Pipeline Design
A preprocessing pipeline chains cleaning, normalization, tokenization, and filtering steps in a specific order. The order matters: you should clean HTML before tokenizing, and tokenize before removing stop words. For classical ML pipelines (Naive Bayes, SVM, logistic regression), a typical pipeline is: clean → lowercase → tokenize (word-level) → remove stop words → stem/lemmatize → vectorize (TF-IDF). For transformer-based models, preprocessing is minimal: clean → use the model's pre-trained tokenizer (BPE/WordPiece). The pre-trained tokenizer was trained on specific preprocessing, so you must match it exactly. Adding lowercasing to a cased BERT model will degrade performance.
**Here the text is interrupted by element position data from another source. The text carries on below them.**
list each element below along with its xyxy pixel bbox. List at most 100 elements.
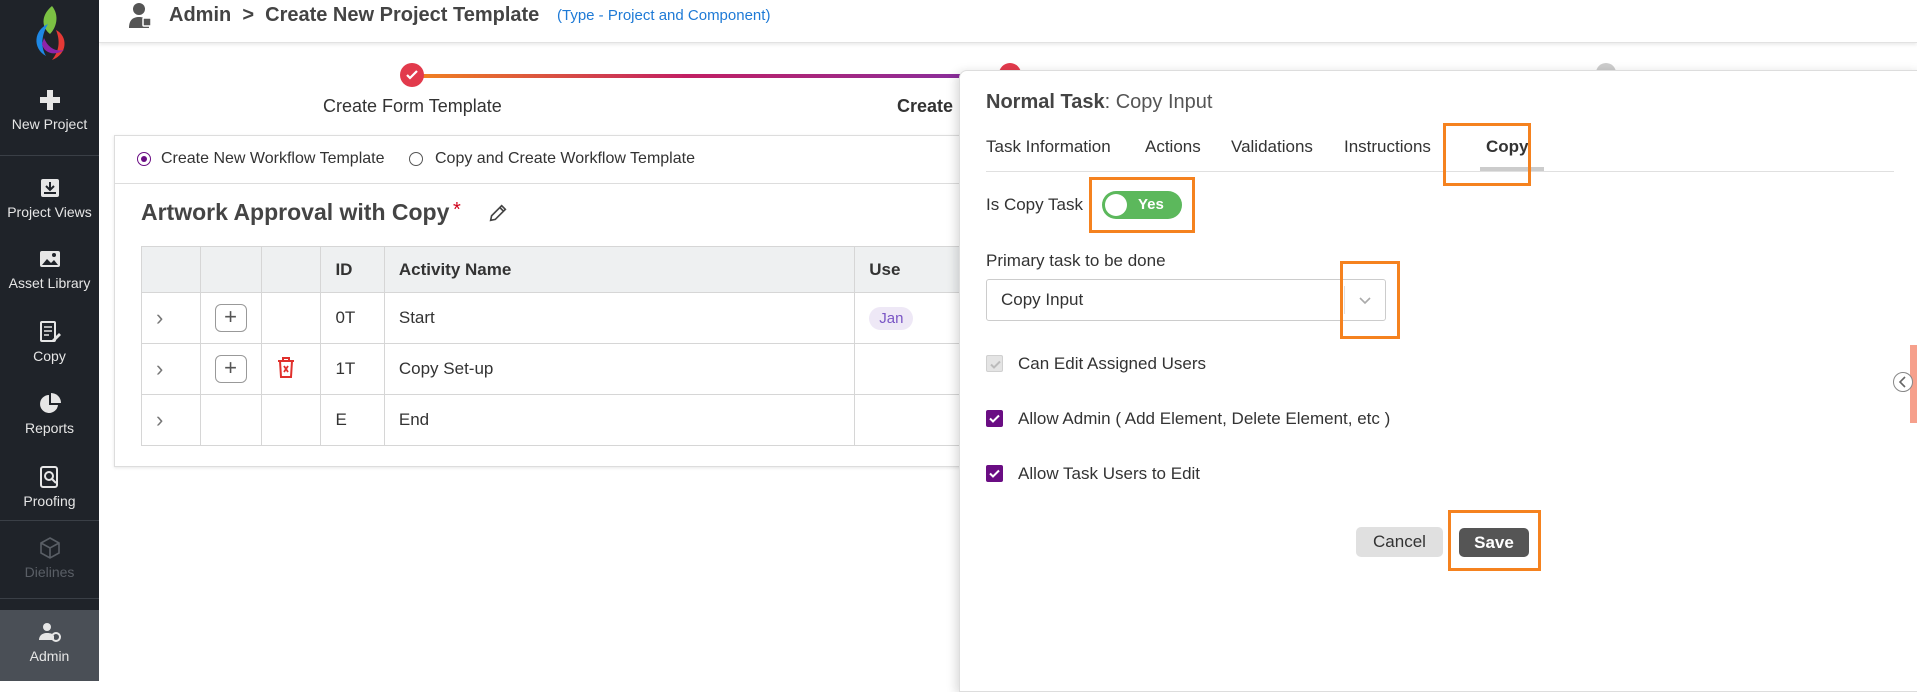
highlight-box-save <box>1448 510 1541 571</box>
primary-task-label: Primary task to be done <box>986 251 1166 270</box>
radio-create-new[interactable] <box>137 152 151 166</box>
workflow-activity-table: ID Activity Name Use › + 0T Start Jan › … <box>141 246 1015 446</box>
user-gear-icon <box>38 623 61 642</box>
row-id: E <box>320 394 385 446</box>
panel-title: Normal Task: Copy Input <box>986 91 1212 114</box>
stepper-progress-line <box>413 74 960 78</box>
table-header-row: ID Activity Name Use <box>141 246 1015 293</box>
chevron-right-icon[interactable]: › <box>156 407 163 432</box>
pencil-icon[interactable] <box>487 202 509 224</box>
highlight-box-toggle <box>1089 177 1195 233</box>
chevron-left-icon <box>1898 376 1906 388</box>
col-expand <box>141 246 201 293</box>
step-1-complete-icon[interactable] <box>400 63 424 87</box>
sidebar-item-project-views[interactable]: Project Views <box>0 176 99 220</box>
trash-icon[interactable] <box>276 356 296 378</box>
workflow-title: Artwork Approval with Copy <box>141 199 450 225</box>
document-search-icon <box>39 466 58 488</box>
add-activity-button[interactable]: + <box>214 355 247 383</box>
can-edit-users-checkbox <box>986 355 1003 372</box>
panel-tabs: Task Information Actions Validations Ins… <box>986 137 1894 172</box>
workflow-mode-radio-group: Create New Workflow Template Copy and Cr… <box>115 136 1015 184</box>
task-name-label: : Copy Input <box>1104 91 1213 113</box>
image-icon <box>39 251 60 267</box>
cancel-button[interactable]: Cancel <box>1356 527 1443 557</box>
top-header: Admin > Create New Project Template (Typ… <box>99 0 1917 43</box>
sidebar-item-dielines: Dielines <box>0 536 99 580</box>
row-activity-name: End <box>383 394 856 446</box>
sidebar-item-label: Proofing <box>23 493 76 509</box>
workflow-card: Create New Workflow Template Copy and Cr… <box>114 135 1016 467</box>
divider <box>0 520 99 521</box>
row-activity-name: Start <box>383 292 856 344</box>
pie-chart-icon <box>39 393 61 413</box>
step-2-label: Create <box>897 96 954 116</box>
user-chip[interactable]: Jan <box>869 306 914 330</box>
sidebar-item-proofing[interactable]: Proofing <box>0 465 99 509</box>
row-id: 0T <box>320 292 385 344</box>
allow-task-users-label[interactable]: Allow Task Users to Edit <box>1018 464 1200 484</box>
empty-cell <box>260 292 322 344</box>
allow-task-users-checkbox[interactable] <box>986 465 1003 482</box>
table-row[interactable]: › + 0T Start Jan <box>141 292 1015 344</box>
chevron-right-icon[interactable]: › <box>156 356 163 381</box>
breadcrumb: Admin > Create New Project Template <box>169 4 540 26</box>
sidebar-item-asset-library[interactable]: Asset Library <box>0 247 99 291</box>
chevron-right-icon[interactable]: › <box>156 305 163 330</box>
sidebar-item-label: Asset Library <box>8 275 91 291</box>
tab-validations[interactable]: Validations <box>1231 137 1313 157</box>
sidebar-item-new-project[interactable]: New Project <box>0 88 99 132</box>
tab-actions[interactable]: Actions <box>1145 137 1201 157</box>
allow-admin-label[interactable]: Allow Admin ( Add Element, Delete Elemen… <box>1018 409 1390 429</box>
primary-task-select[interactable]: Copy Input <box>986 279 1386 321</box>
sidebar-item-label: Dielines <box>24 564 75 580</box>
col-delete <box>260 246 322 293</box>
highlight-box-copy-tab <box>1443 123 1531 186</box>
sidebar-item-label: Admin <box>29 648 70 664</box>
app-logo[interactable] <box>26 4 74 62</box>
highlight-box-select <box>1340 261 1400 339</box>
sidebar-item-reports[interactable]: Reports <box>0 392 99 436</box>
sidebar-item-copy[interactable]: Copy <box>0 320 99 364</box>
document-edit-icon <box>39 321 61 342</box>
radio-copy-create[interactable] <box>409 152 423 166</box>
empty-cell <box>260 394 322 446</box>
step-1-label: Create Form Template <box>323 96 502 116</box>
is-copy-task-label: Is Copy Task <box>986 195 1084 214</box>
sidebar-item-label: New Project <box>11 116 88 132</box>
template-type-label: (Type - Project and Component) <box>557 7 771 24</box>
checkmark-icon <box>406 70 418 80</box>
empty-cell <box>199 394 262 446</box>
can-edit-users-label: Can Edit Assigned Users <box>1018 354 1207 373</box>
tab-instructions[interactable]: Instructions <box>1344 137 1431 157</box>
row-id: 1T <box>320 343 385 395</box>
divider <box>0 598 99 599</box>
required-marker: * <box>453 199 461 221</box>
table-row[interactable]: › + 1T Copy Set-up <box>141 343 1015 395</box>
checkmark-icon <box>989 469 1000 478</box>
task-settings-panel: Normal Task: Copy Input Task Information… <box>959 70 1917 692</box>
sidebar: New Project Project Views Asset Library … <box>0 0 99 681</box>
sidebar-item-label: Reports <box>24 420 75 436</box>
task-type-label: Normal Task <box>986 91 1105 113</box>
row-activity-name: Copy Set-up <box>383 343 856 395</box>
add-activity-button[interactable]: + <box>214 304 247 332</box>
tab-task-information[interactable]: Task Information <box>986 137 1111 157</box>
radio-copy-create-label[interactable]: Copy and Create Workflow Template <box>435 150 695 168</box>
cube-icon <box>39 537 60 559</box>
allow-admin-checkbox[interactable] <box>986 410 1003 427</box>
checkmark-icon <box>989 414 1000 423</box>
inbox-tray-icon <box>40 179 59 197</box>
sidebar-item-label: Copy <box>33 348 66 364</box>
checkmark-icon <box>990 360 1001 369</box>
admin-user-icon <box>129 3 152 28</box>
plus-icon <box>39 90 60 110</box>
divider <box>0 155 99 156</box>
sidebar-item-admin[interactable]: Admin <box>0 610 99 681</box>
col-id: ID <box>320 246 385 293</box>
primary-task-value: Copy Input <box>1001 290 1084 309</box>
radio-create-new-label[interactable]: Create New Workflow Template <box>161 150 385 168</box>
table-row[interactable]: › E End <box>141 394 1015 446</box>
collapse-panel-button[interactable] <box>1893 372 1913 392</box>
col-activity-name: Activity Name <box>383 246 856 293</box>
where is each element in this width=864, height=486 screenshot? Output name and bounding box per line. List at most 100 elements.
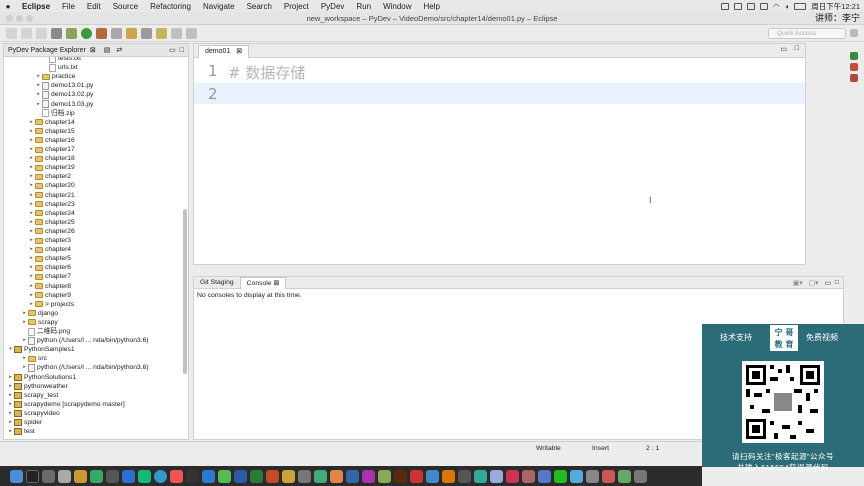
tray-icon[interactable] <box>721 2 730 10</box>
expand-right-icon[interactable]: ▸ <box>28 282 35 291</box>
tree-item[interactable]: ▸ django <box>21 309 58 318</box>
quick-access-input[interactable]: Quick Access <box>768 28 846 39</box>
debug-icon[interactable] <box>66 27 77 39</box>
terminal-icon[interactable] <box>26 469 39 483</box>
word-icon[interactable] <box>234 469 247 483</box>
debug-perspective-icon[interactable] <box>850 74 858 82</box>
expand-right-icon[interactable]: ▸ <box>7 427 14 436</box>
tree-item[interactable]: ▾ PythonSamples1 <box>7 345 75 354</box>
menu-pydev[interactable]: PyDev <box>315 2 351 11</box>
search-icon[interactable] <box>141 27 152 39</box>
expand-right-icon[interactable]: ▸ <box>28 227 35 236</box>
battery-icon[interactable] <box>794 2 807 10</box>
app-icon[interactable] <box>538 469 551 483</box>
tab-demo01[interactable]: demo01 ⊠ <box>198 45 250 58</box>
app-icon[interactable] <box>458 469 471 483</box>
git-perspective-icon[interactable] <box>850 63 858 71</box>
close-window-button[interactable] <box>6 15 13 22</box>
wifi-icon[interactable]: ◠ <box>773 2 780 11</box>
zoom-window-button[interactable] <box>26 15 33 22</box>
tab-git-staging[interactable]: Git Staging <box>194 277 240 289</box>
maximize-icon[interactable]: □ <box>180 47 184 54</box>
tree-item[interactable]: ▸ chapter19 <box>28 163 75 172</box>
tree-item[interactable]: urls.txt <box>42 63 78 72</box>
perspective-icon[interactable] <box>850 29 858 37</box>
new-icon[interactable] <box>6 27 17 39</box>
app-icon[interactable] <box>410 469 423 483</box>
run-icon[interactable] <box>81 27 92 39</box>
vscode-icon[interactable] <box>202 469 215 483</box>
tree-item[interactable]: ▸ chapter25 <box>28 218 75 227</box>
tray-icon[interactable] <box>760 2 769 10</box>
menu-window[interactable]: Window <box>377 2 417 11</box>
expand-right-icon[interactable]: ▸ <box>28 154 35 163</box>
expand-right-icon[interactable]: ▸ <box>35 72 42 81</box>
menu-edit[interactable]: Edit <box>81 2 107 11</box>
app-icon[interactable] <box>298 469 311 483</box>
tree-item[interactable]: ▸ > projects <box>28 300 74 309</box>
app-icon[interactable] <box>442 469 455 483</box>
menu-search[interactable]: Search <box>241 2 278 11</box>
tree-item[interactable]: ▸ chapter4 <box>28 245 71 254</box>
tree-item[interactable]: ▸ scrapyvideo <box>7 409 60 418</box>
minimize-window-button[interactable] <box>16 15 23 22</box>
forward-icon[interactable] <box>186 27 197 39</box>
safari-icon[interactable] <box>154 469 167 483</box>
menu-refactoring[interactable]: Refactoring <box>144 2 197 11</box>
tray-icon[interactable] <box>734 2 743 10</box>
app-icon[interactable] <box>618 469 631 483</box>
expand-right-icon[interactable]: ▸ <box>28 163 35 172</box>
expand-right-icon[interactable]: ▸ <box>7 418 14 427</box>
expand-right-icon[interactable]: ▸ <box>28 118 35 127</box>
tree-item[interactable]: ▸ demo13.03.py <box>35 100 93 109</box>
tree-item[interactable]: ▸ scrapydemo [scrapydemo master] <box>7 400 125 409</box>
tree-item[interactable]: ▸ pythonweather <box>7 382 68 391</box>
tray-icon[interactable] <box>747 2 756 10</box>
app-icon[interactable] <box>74 469 87 483</box>
menu-file[interactable]: File <box>56 2 81 11</box>
minimize-icon[interactable]: ▭ <box>824 279 830 287</box>
tree-item[interactable]: ▸ scrapy_test <box>7 391 58 400</box>
app-icon[interactable] <box>378 469 391 483</box>
tree-item[interactable]: ▸ chapter24 <box>28 209 75 218</box>
app-icon[interactable] <box>106 469 119 483</box>
wechat-icon[interactable] <box>554 469 567 483</box>
expand-right-icon[interactable]: ▸ <box>28 218 35 227</box>
powerpoint-icon[interactable] <box>266 469 279 483</box>
expand-right-icon[interactable]: ▸ <box>28 291 35 300</box>
launchpad-icon[interactable] <box>58 469 71 483</box>
menu-app-name[interactable]: Eclipse <box>16 2 56 11</box>
tree-item[interactable]: ▸ chapter6 <box>28 263 71 272</box>
app-icon[interactable] <box>186 469 199 483</box>
expand-right-icon[interactable]: ▸ <box>28 263 35 272</box>
expand-right-icon[interactable]: ▸ <box>28 191 35 200</box>
app-icon[interactable] <box>362 469 375 483</box>
tree-item[interactable]: ▸ chapter14 <box>28 118 75 127</box>
collapse-all-icon[interactable]: ▤ <box>104 46 111 54</box>
expand-right-icon[interactable]: ▸ <box>7 373 14 382</box>
expand-right-icon[interactable]: ▸ <box>21 309 28 318</box>
open-type-icon[interactable] <box>126 27 137 39</box>
tree-item[interactable]: ▸ chapter5 <box>28 254 71 263</box>
external-tools-icon[interactable] <box>96 27 107 39</box>
new-pydev-icon[interactable] <box>111 27 122 39</box>
tree-item[interactable]: ▸ spider <box>7 418 42 427</box>
annotation-icon[interactable] <box>156 27 167 39</box>
save-icon[interactable] <box>21 27 32 39</box>
minimize-icon[interactable]: ▭ <box>780 45 787 53</box>
expand-right-icon[interactable]: ▸ <box>21 363 28 372</box>
app-icon[interactable] <box>522 469 535 483</box>
maximize-icon[interactable]: □ <box>795 45 799 52</box>
tree-item[interactable]: ▸ chapter17 <box>28 145 75 154</box>
explorer-scrollbar[interactable] <box>183 209 187 374</box>
close-icon[interactable]: ⊠ <box>273 280 279 287</box>
app-icon[interactable] <box>346 469 359 483</box>
minimize-icon[interactable]: ▭ <box>169 46 176 54</box>
close-icon[interactable]: ⊠ <box>236 48 242 55</box>
tree-item[interactable]: ▸ chapter26 <box>28 227 75 236</box>
expand-right-icon[interactable]: ▸ <box>21 318 28 327</box>
expand-right-icon[interactable]: ▸ <box>7 391 14 400</box>
expand-right-icon[interactable]: ▸ <box>21 336 28 345</box>
volume-icon[interactable]: ◖ <box>785 2 790 11</box>
current-code-line[interactable]: 2 <box>194 83 805 104</box>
The golden rule: your preprocessing must match what the model expects.
Two Pipeline Patterns
Classical ML pipeline:
raw text
→ strip HTML, fix encoding
→ lowercase
→ word tokenize (spaCy/NLTK)
→ remove stop words
→ lemmatize
→ TF-IDF vectorize
→ model (SVM, Naive Bayes)
Transformer pipeline:
raw text
→ minimal cleaning (HTML only)
→ model's tokenizer (BPE/WordPiece)
→ model (BERT, GPT, T5)
Common mistake:
Lowercasing input to cased BERT
Adding stop word removal before BERT
Custom tokenization before BPE
Key insight: The trend in NLP is toward less preprocessing. Transformers learn their own normalization implicitly. But understanding the full pipeline is essential — you need it for classical methods, for debugging, and for knowing what the transformer is doing under the hood.